If anyone's interested I've came to the conclusion that an interface providing a method for each psuedo-constant is the way to go:
public interface IVariableProvider {
public int maxGravity();
public int maxSpeed();
// and everything else...
}
public class VariableProvider {
private final int maxGravity, maxSpeed...;
public VariableProvider(int maxGravity, int maxSpeed) {
// assign final fields
}
}
Then I can do:
Model firstModel = new Model(new VariableProvider(2, 10));
Model secondModel = new Model(new VariableProvider(10, 100));
I think as long as the interface doesn't provide a prohibitively large number of variable getters, it wins over some parameterised lookup (which will either be vulnerable at run-time, or will prohibit extension/polymorphism).
P.S. I realise some have been questioning what my problem is with static final values. I made the statement (with tongue in cheek) to a colleague that anything static is an inherently not object-oriented. So in my hobby I used that as the basis for a thought exercise where I try to remove anything static from the project (next I'll be trying to remove all 'if' statements ;-D). If I was on a deadline and I was satisfied public static final values wouldn't hamstring testing, I would have used them pretty quickly.
If you're just using java/IOC, why not just dependency-inject the values?
e.g. Spring inject the values via a map, specify the object as a singleton -
<property name="values">
<map>
<entry> <key><value>a1</value></key><value>b1</value></entry>
<entry> <key><value>a2</value></key><value>b3</value></entry>
</map>
</property>
your class is a singleton that holds an immutable copy of the map set in spring -
private Map<String, String> m;
public String getValue(String s)
{
return m.containsKey(s)?m.get(s):null;
}
public void setValues(Map m)
{
this.m=Collections.unmodifiableMap(m):
}
From what I can tell, you probably don't need to implement a pattern here -- you just need access to a set of constants, and it seems to me that's handled pretty well through the use of a publicly accessible static interface to them. Unless I'm missing something. :)

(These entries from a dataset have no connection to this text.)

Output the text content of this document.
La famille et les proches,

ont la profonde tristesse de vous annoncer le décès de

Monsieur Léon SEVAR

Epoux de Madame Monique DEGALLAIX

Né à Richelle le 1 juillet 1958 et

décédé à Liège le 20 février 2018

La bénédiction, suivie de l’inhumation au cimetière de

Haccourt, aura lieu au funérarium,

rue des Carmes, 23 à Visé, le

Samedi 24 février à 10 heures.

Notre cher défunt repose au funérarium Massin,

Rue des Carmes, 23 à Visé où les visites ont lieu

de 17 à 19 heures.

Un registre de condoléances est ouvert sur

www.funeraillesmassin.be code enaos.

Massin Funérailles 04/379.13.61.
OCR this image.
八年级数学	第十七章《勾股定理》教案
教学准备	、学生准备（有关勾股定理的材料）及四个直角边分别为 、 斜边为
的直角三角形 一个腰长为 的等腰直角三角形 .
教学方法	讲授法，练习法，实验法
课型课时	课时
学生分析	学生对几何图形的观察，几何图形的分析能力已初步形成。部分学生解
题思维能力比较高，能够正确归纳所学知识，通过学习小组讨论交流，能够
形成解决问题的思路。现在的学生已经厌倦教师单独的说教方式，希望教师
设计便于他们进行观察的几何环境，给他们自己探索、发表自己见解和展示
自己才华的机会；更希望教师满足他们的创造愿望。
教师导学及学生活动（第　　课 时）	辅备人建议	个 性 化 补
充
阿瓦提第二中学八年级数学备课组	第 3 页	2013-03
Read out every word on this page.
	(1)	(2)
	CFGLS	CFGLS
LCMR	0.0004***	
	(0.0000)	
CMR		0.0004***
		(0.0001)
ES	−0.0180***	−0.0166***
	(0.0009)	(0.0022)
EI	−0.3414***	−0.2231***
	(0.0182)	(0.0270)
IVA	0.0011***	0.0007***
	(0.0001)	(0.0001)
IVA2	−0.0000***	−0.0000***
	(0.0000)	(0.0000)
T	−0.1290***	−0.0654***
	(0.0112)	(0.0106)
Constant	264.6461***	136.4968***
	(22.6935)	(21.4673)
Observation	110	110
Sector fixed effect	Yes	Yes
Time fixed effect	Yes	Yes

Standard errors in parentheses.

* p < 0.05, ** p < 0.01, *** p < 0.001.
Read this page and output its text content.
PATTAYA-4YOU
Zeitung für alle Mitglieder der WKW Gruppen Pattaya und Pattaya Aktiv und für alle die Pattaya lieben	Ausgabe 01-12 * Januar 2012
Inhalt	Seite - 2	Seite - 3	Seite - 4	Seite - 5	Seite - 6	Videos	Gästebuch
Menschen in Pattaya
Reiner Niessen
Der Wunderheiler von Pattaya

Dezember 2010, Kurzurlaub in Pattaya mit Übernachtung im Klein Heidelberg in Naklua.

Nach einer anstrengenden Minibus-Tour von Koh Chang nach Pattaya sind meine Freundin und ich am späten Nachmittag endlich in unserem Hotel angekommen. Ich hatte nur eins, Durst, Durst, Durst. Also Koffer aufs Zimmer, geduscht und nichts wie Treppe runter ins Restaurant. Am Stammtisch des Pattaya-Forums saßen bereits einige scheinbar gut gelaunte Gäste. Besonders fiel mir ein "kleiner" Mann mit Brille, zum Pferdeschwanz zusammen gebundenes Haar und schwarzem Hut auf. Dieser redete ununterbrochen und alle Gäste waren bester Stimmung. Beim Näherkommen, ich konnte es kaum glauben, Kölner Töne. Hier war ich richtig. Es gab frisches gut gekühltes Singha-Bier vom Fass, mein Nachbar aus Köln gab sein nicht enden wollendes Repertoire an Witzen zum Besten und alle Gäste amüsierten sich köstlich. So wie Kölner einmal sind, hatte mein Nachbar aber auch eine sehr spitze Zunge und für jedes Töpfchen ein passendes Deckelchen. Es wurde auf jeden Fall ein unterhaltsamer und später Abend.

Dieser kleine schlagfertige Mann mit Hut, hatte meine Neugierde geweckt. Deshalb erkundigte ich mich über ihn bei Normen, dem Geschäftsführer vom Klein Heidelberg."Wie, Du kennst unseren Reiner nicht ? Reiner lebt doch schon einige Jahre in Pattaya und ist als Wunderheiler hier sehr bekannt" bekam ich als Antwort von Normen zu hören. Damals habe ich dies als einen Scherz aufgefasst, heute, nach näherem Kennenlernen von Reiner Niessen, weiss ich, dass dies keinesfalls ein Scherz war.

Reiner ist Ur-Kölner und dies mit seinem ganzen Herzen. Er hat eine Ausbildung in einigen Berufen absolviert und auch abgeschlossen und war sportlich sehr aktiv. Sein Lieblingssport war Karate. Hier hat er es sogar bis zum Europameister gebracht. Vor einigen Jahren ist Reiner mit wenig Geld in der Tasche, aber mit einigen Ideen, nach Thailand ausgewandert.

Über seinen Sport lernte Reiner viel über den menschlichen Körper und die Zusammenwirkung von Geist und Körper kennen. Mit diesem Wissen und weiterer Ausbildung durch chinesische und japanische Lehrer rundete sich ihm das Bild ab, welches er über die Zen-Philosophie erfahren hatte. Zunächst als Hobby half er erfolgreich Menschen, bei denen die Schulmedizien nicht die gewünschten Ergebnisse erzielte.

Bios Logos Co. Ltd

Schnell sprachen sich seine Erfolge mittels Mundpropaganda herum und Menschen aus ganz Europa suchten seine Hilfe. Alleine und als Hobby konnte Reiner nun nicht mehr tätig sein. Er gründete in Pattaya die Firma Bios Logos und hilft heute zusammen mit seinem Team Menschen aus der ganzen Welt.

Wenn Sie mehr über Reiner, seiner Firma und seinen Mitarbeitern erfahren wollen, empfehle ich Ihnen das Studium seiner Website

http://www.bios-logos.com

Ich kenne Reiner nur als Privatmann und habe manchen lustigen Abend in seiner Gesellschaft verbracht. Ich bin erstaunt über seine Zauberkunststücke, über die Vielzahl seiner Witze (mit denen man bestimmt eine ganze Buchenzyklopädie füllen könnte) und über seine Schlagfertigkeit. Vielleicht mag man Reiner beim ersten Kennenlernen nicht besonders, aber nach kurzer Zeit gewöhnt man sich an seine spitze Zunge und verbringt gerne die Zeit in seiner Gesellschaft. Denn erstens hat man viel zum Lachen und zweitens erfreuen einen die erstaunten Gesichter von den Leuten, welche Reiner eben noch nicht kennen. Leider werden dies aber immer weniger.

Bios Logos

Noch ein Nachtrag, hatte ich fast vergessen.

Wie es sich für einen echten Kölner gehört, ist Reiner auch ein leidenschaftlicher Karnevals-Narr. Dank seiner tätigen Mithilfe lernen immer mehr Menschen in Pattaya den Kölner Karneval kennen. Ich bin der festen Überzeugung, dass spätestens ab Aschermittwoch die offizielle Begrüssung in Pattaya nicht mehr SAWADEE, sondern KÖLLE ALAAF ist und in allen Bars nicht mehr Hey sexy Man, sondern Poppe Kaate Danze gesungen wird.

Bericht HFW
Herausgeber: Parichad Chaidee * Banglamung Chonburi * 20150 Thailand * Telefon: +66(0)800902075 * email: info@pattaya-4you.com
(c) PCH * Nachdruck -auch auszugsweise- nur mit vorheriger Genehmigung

If you simply want to "objectify" the constants though, for some reason, than the Singleton pattern would probably be called for, if any; I know you mentioned in a comment that you don't mind creating multiple instances of this wrapper object, but in response I'd ask, then why even introduce the sort of confusion that could arise from having multiple instances at all? What practical benefit are you looking for that'd be satisfied with having the data in object form?
Now, if the values aren't constants, then that's different -- in that case, you probably do want a Singleton or Monostate. But if they really are constants, just wrap a set of enums or static constants in a class and be done! Keep-it-simple is as good a "pattern" as any.